Regarding the reasons for the termination, Hengrui Pharmaceuticals mentioned in its annual report that, considering the continuously emerging efficacy and safety data when HRS-1167 is used in combination with other drugs, and the rapidly evolving competitive landscape in the PARP inhibitor field, Merck KGaA made a strategic decision not to continue developing the drug.

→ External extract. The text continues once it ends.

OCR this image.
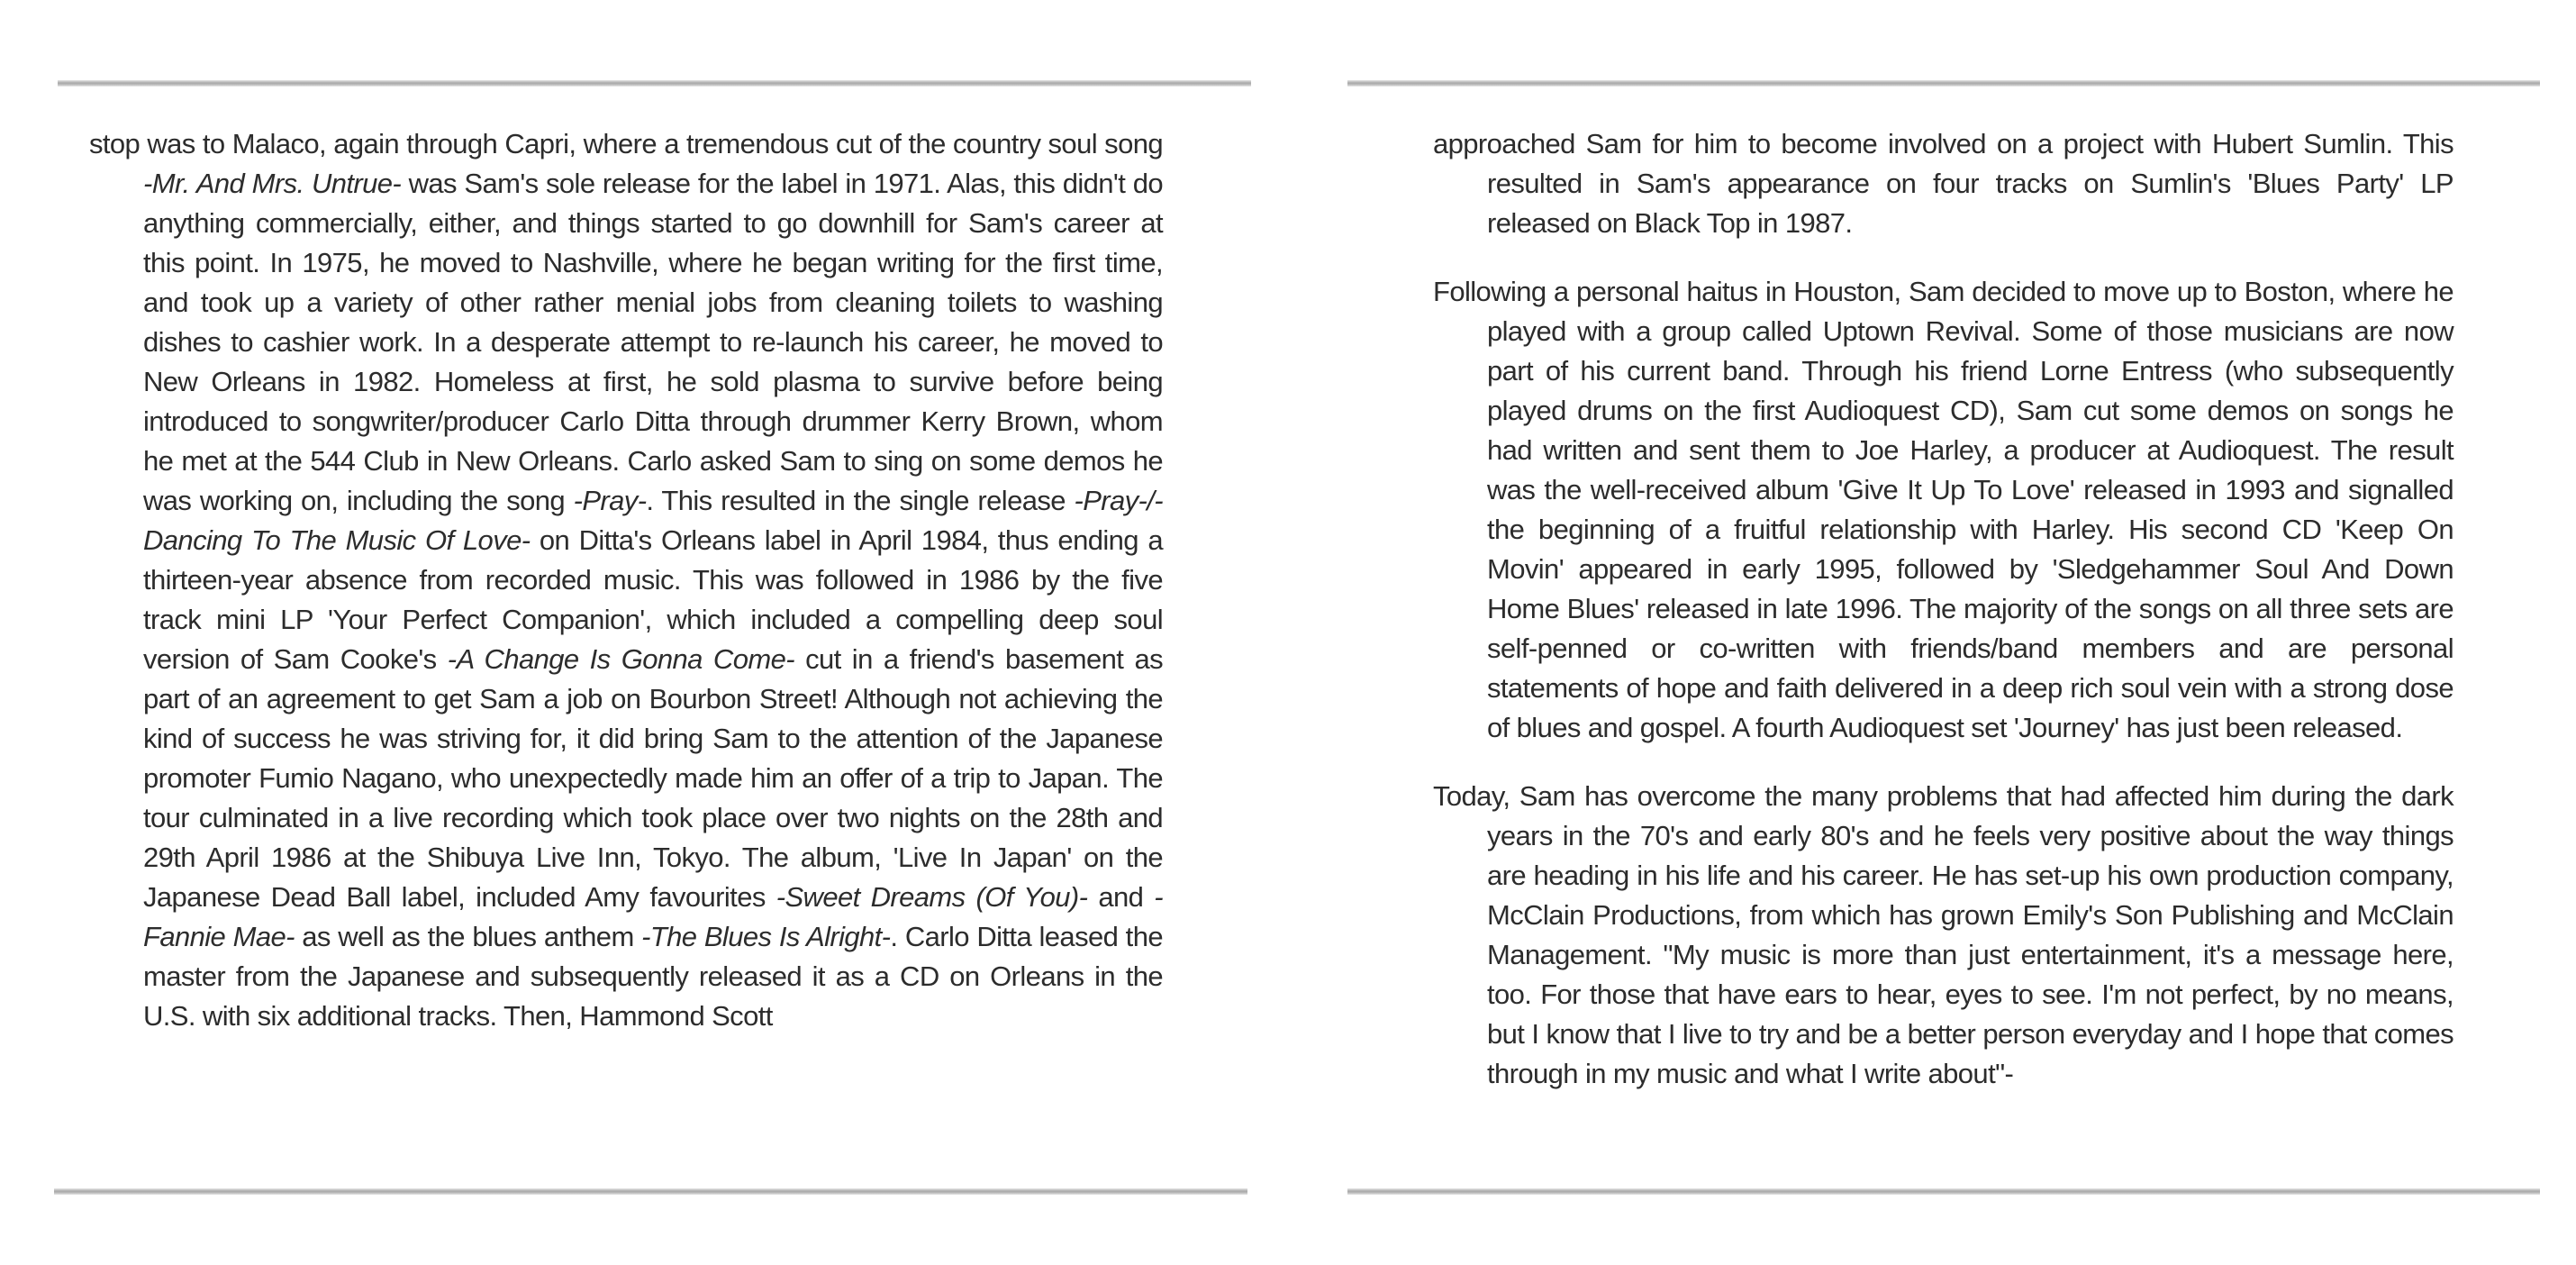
stop was to Malaco, again through Capri, where a tremendous cut of the country soul song -Mr. And Mrs. Untrue- was Sam's sole release for the label in 1971. Alas, this didn't do anything commercially, either, and things started to go downhill for Sam's career at this point. In 1975, he moved to Nashville, where he began writing for the first time, and took up a variety of other rather menial jobs from cleaning toilets to washing dishes to cashier work. In a desperate attempt to re-launch his career, he moved to New Orleans in 1982. Homeless at first, he sold plasma to survive before being introduced to songwriter/producer Carlo Ditta through drummer Kerry Brown, whom he met at the 544 Club in New Orleans. Carlo asked Sam to sing on some demos he was working on, including the song -Pray-. This resulted in the single release -Pray-/-Dancing To The Music Of Love- on Ditta's Orleans label in April 1984, thus ending a thirteen-year absence from recorded music. This was followed in 1986 by the five track mini LP 'Your Perfect Companion', which included a compelling deep soul version of Sam Cooke's -A Change Is Gonna Come- cut in a friend's basement as part of an agreement to get Sam a job on Bourbon Street! Although not achieving the kind of success he was striving for, it did bring Sam to the attention of the Japanese promoter Fumio Nagano, who unexpectedly made him an offer of a trip to Japan. The tour culminated in a live recording which took place over two nights on the 28th and 29th April 1986 at the Shibuya Live Inn, Tokyo. The album, 'Live In Japan' on the Japanese Dead Ball label, included Amy favourites -Sweet Dreams (Of You)- and -Fannie Mae- as well as the blues anthem -The Blues Is Alright-. Carlo Ditta leased the master from the Japanese and subsequently released it as a CD on Orleans in the U.S. with six additional tracks. Then, Hammond Scott

approached Sam for him to become involved on a project with Hubert Sumlin. This resulted in Sam's appearance on four tracks on Sumlin's 'Blues Party' LP released on Black Top in 1987.

Following a personal haitus in Houston, Sam decided to move up to Boston, where he played with a group called Uptown Revival. Some of those musicians are now part of his current band. Through his friend Lorne Entress (who subsequently played drums on the first Audioquest CD), Sam cut some demos on songs he had written and sent them to Joe Harley, a producer at Audioquest. The result was the well-received album 'Give It Up To Love' released in 1993 and signalled the beginning of a fruitful relationship with Harley. His second CD 'Keep On Movin' appeared in early 1995, followed by 'Sledgehammer Soul And Down Home Blues' released in late 1996. The majority of the songs on all three sets are self-penned or co-written with friends/band members and are personal statements of hope and faith delivered in a deep rich soul vein with a strong dose of blues and gospel. A fourth Audioquest set 'Journey' has just been released.

Today, Sam has overcome the many problems that had affected him during the dark years in the 70's and early 80's and he feels very positive about the way things are heading in his life and his career. He has set-up his own production company, McClain Productions, from which has grown Emily's Son Publishing and McClain Management. "My music is more than just entertainment, it's a message here, too. For those that have ears to hear, eyes to see. I'm not perfect, by no means, but I know that I live to try and be a better person everyday and I hope that comes through in my music and what I write about"-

“Over the past few years, there have not been few cases of ‘returns’ in China’s innovative drug BD transactions, which also means that BD transactions carry a risk of being returned. After a large upfront payment is recognized as revenue for the current period, the subsequent milestone payments are uncertain.” The aforementioned industry analyst told Shidai Caijing.

In addition to more frequent BD authorizations, Shidai Caijing has noticed that Hengrui Pharmaceuticals is accelerating the build-out of its independent international capabilities. The annual report shows that the company has newly opened a U.S. Boston clinical research and collaboration center, recruiting multiple key management personnel and medical experts to join its overseas R&D team. In addition, multiple innovative drugs have initiated their first overseas clinical trials, steadily advancing registration and approval for later-stage assets. Meanwhile, the BLA (Biologics License Application) filing for the PD-1 product carrelizumab in the U.S. has been resubmitted and accepted.

At present, Hengrui Pharmaceuticals has successfully weathered the centralized procurement (collective bidding) impact cycle, with both innovative drug revenue and BD revenue continuing to strengthen. As the industry’s “elder brother,” external expectations of Hengrui Pharmaceuticals go far beyond simply Fast-follow (rapid follow) and relying on BD upfront payments. Instead, they focus on truly moving from leading status in China to leading globally—along with the ability to develop globally first-in-class drugs and achieve independent commercialization overseas.